安心しなさい。わたしだ。恐れることはない。(マタイによる福音書14章27節)
船出した弟子たちは、ガリラヤ湖の真中で逆風のために漕ぎ悩んでいた。夜になり、彼らは今にも暗い海に飲み込まれそうな恐怖と不安に襲われた。まさに弟子たちが力尽きた「夜が明ける頃」、主イエスは湖の上を歩いて近づいて来た。主の助けはいつでも、「海の上を歩いて」近づく奇跡である。恐怖のために主イエスを幽霊と思った弟子たちに、主は今日の聖句を語った。

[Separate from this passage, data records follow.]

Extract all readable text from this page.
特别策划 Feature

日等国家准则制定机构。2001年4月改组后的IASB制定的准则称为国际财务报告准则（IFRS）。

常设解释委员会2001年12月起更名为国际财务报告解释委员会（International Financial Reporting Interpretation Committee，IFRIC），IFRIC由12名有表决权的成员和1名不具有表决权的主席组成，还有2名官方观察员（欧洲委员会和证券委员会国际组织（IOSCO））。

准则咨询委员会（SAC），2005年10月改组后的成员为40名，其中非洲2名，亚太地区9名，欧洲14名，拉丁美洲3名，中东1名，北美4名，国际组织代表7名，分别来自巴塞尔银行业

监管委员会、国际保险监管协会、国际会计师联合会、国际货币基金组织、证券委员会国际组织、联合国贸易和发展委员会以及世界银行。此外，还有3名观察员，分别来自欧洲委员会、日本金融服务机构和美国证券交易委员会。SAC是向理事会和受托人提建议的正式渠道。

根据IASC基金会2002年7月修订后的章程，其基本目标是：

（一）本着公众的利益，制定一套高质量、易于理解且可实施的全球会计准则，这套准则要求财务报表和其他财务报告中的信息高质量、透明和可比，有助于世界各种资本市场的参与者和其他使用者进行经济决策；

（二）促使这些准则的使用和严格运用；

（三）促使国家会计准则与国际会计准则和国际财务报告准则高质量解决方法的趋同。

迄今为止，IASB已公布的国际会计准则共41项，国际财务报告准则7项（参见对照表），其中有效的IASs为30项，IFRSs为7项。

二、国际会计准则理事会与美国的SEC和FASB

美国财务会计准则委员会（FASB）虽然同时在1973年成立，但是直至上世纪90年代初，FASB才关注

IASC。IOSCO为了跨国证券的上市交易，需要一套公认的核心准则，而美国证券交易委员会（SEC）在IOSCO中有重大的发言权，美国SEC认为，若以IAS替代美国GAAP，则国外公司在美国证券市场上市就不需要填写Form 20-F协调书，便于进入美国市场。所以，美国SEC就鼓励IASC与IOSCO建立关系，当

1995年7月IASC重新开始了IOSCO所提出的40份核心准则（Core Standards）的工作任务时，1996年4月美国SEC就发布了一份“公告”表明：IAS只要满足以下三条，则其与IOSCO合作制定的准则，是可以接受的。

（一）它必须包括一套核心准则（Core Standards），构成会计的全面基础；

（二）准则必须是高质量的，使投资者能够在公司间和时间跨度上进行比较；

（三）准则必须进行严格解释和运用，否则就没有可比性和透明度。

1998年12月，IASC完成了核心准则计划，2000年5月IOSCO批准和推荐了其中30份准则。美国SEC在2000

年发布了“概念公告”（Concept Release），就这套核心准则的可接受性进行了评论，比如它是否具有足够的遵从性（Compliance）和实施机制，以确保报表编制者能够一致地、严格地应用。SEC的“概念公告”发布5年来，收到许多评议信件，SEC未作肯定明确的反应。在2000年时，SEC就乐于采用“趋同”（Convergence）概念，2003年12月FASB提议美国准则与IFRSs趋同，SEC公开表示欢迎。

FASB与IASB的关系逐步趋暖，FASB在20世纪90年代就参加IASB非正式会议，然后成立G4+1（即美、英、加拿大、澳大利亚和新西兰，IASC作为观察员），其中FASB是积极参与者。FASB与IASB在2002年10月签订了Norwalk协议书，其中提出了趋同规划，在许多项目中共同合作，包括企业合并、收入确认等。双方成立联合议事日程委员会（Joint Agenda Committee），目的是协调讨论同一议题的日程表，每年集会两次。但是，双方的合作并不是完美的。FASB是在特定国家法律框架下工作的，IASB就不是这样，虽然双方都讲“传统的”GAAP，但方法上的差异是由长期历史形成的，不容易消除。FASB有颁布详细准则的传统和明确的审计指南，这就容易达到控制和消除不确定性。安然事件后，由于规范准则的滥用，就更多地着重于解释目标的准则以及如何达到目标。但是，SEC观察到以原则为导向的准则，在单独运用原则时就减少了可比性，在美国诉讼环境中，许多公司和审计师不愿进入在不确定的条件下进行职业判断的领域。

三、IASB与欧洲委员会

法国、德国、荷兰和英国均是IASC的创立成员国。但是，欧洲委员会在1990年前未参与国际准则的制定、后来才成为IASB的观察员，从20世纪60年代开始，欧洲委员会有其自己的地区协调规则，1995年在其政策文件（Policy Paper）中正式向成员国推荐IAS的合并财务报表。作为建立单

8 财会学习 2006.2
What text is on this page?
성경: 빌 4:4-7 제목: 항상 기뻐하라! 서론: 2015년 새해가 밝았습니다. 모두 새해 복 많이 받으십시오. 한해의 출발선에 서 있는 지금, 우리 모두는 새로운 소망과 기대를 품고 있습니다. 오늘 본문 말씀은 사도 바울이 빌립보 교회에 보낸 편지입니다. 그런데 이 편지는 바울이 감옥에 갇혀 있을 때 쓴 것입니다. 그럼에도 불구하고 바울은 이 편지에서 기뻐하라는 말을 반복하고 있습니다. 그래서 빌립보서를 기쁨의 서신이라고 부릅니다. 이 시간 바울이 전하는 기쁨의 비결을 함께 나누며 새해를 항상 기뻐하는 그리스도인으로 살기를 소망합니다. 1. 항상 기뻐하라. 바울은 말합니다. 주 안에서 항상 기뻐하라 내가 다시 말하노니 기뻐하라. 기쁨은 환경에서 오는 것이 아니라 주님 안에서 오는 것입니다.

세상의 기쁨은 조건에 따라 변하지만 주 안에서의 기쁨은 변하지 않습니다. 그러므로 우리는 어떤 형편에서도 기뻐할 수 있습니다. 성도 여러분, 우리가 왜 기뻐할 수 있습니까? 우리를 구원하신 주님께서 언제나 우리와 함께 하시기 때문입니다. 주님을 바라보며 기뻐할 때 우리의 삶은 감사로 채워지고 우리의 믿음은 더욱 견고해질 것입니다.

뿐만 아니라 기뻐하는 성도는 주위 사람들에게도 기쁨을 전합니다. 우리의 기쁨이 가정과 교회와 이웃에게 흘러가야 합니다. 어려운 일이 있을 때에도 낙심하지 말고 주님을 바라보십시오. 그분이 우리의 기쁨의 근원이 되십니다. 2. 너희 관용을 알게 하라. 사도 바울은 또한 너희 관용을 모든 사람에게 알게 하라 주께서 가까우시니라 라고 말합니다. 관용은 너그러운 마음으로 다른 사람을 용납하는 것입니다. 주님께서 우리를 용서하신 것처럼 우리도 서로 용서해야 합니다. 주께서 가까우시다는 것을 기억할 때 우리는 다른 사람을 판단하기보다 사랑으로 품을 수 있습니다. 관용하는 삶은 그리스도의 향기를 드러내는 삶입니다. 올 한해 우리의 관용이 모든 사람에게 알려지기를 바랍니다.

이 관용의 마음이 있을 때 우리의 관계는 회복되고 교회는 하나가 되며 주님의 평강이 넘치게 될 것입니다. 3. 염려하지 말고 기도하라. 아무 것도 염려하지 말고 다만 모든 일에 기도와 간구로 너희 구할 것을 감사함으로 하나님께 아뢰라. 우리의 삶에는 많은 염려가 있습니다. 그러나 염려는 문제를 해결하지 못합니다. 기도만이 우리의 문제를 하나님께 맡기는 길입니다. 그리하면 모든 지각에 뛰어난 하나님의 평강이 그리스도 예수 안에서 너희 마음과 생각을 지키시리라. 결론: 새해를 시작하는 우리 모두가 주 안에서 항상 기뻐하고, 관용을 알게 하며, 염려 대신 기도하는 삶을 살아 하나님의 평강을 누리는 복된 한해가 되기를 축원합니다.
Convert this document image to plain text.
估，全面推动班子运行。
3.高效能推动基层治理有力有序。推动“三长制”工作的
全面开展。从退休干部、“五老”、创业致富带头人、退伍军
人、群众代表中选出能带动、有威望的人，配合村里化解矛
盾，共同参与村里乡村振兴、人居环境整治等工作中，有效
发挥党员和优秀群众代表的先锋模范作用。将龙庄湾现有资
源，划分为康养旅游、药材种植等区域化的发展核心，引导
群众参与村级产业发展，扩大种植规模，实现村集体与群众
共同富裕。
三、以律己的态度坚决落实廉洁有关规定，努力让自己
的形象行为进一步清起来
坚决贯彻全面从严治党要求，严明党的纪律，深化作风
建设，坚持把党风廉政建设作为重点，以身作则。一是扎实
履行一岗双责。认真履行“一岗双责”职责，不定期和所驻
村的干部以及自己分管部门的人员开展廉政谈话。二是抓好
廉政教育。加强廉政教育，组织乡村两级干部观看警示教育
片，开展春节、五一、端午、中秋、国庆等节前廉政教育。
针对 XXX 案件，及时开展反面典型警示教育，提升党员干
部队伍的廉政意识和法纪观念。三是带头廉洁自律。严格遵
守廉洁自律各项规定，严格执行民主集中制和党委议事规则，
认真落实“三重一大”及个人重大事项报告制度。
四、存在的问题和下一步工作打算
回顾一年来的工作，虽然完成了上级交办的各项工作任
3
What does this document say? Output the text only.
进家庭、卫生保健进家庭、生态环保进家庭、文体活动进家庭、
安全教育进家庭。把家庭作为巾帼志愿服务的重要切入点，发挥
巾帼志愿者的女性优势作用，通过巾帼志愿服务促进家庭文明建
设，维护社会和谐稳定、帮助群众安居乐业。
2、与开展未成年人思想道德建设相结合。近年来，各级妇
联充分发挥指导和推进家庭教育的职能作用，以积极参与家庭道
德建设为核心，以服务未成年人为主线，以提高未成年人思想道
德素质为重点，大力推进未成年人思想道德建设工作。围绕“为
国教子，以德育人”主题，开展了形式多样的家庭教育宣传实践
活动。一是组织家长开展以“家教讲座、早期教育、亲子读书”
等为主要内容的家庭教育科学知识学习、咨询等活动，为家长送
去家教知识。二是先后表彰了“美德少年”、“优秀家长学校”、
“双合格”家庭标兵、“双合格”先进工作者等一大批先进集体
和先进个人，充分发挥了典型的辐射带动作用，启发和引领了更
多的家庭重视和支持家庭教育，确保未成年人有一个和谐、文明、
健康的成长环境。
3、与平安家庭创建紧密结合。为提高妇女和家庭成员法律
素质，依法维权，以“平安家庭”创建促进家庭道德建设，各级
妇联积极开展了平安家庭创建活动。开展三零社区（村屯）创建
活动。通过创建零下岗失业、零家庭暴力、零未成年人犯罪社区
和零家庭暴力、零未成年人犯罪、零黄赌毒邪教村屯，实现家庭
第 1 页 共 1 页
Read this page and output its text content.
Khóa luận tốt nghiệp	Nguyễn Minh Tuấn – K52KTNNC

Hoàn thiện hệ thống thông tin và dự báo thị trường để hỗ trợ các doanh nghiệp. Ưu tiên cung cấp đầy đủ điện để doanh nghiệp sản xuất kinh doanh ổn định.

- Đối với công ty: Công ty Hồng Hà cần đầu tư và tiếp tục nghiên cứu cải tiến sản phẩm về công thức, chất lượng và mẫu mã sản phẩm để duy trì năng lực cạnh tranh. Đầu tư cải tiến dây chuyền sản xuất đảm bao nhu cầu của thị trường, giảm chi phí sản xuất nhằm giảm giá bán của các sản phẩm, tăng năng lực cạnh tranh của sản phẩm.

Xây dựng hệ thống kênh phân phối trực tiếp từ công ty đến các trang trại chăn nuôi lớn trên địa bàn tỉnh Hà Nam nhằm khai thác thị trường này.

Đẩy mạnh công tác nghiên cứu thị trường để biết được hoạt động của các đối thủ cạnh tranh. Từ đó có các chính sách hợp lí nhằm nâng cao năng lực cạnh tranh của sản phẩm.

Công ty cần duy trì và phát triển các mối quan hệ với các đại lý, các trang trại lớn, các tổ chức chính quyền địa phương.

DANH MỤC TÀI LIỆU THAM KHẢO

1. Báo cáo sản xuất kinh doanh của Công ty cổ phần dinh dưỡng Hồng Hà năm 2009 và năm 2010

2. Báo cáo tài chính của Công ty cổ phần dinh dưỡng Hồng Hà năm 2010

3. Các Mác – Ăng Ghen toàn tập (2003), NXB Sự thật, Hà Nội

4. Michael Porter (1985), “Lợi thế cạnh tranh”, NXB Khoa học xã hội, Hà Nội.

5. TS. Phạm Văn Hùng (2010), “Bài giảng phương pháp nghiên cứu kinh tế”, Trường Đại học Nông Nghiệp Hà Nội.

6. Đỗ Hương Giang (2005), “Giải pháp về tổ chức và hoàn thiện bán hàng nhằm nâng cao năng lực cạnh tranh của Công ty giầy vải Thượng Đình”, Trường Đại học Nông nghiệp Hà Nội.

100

その声を聞いて弟子たちは安心した。
人生の途上には、愛する者との離別、仕事の挫折、災難や事故、病気、死の宣告など、さまざまな逆風が吹く。その時、私たちは不安と恐怖に襲われて動揺する。そのような私たちに主イエスが声をかけてくださる時、平安と勇気を与えられて、逆風が吹く人生の海を渡ることができる。
弟子のペトロは喜び、「主よ、あなたでしたら、わたしに命令して、水の上を歩いて、そちらに行かせてください」と言った。ペトロは主イエスへの信仰を表明し、主に賭けて歩み出そうとした。「来なさい」と言う主イエスの招きに応えて、彼は舟から降り、水の上を歩き出した。ところが、強風で逆巻く波を見た時、怖くなり、沈みかけてしまった。ペトロが「主よ、助けてください」と叫ぶと、主はすぐに手を伸ばして彼を捕えて言った。「信仰の薄い者よ、なぜ疑ったのか」。私たちは困難な状況にだけ眼を奪われると、恐怖と不安の中に落ち込んでしまう。信仰とは、逆風の中で私たちを支えてくださる主イエスを仰ぎ見ることである。「目を上げて、わたしは山々を仰ぐ。わたしの助けはどこから来るのか。わたしの助けは来る。天地を造られた主のもとから」(詩編121・1〜2)。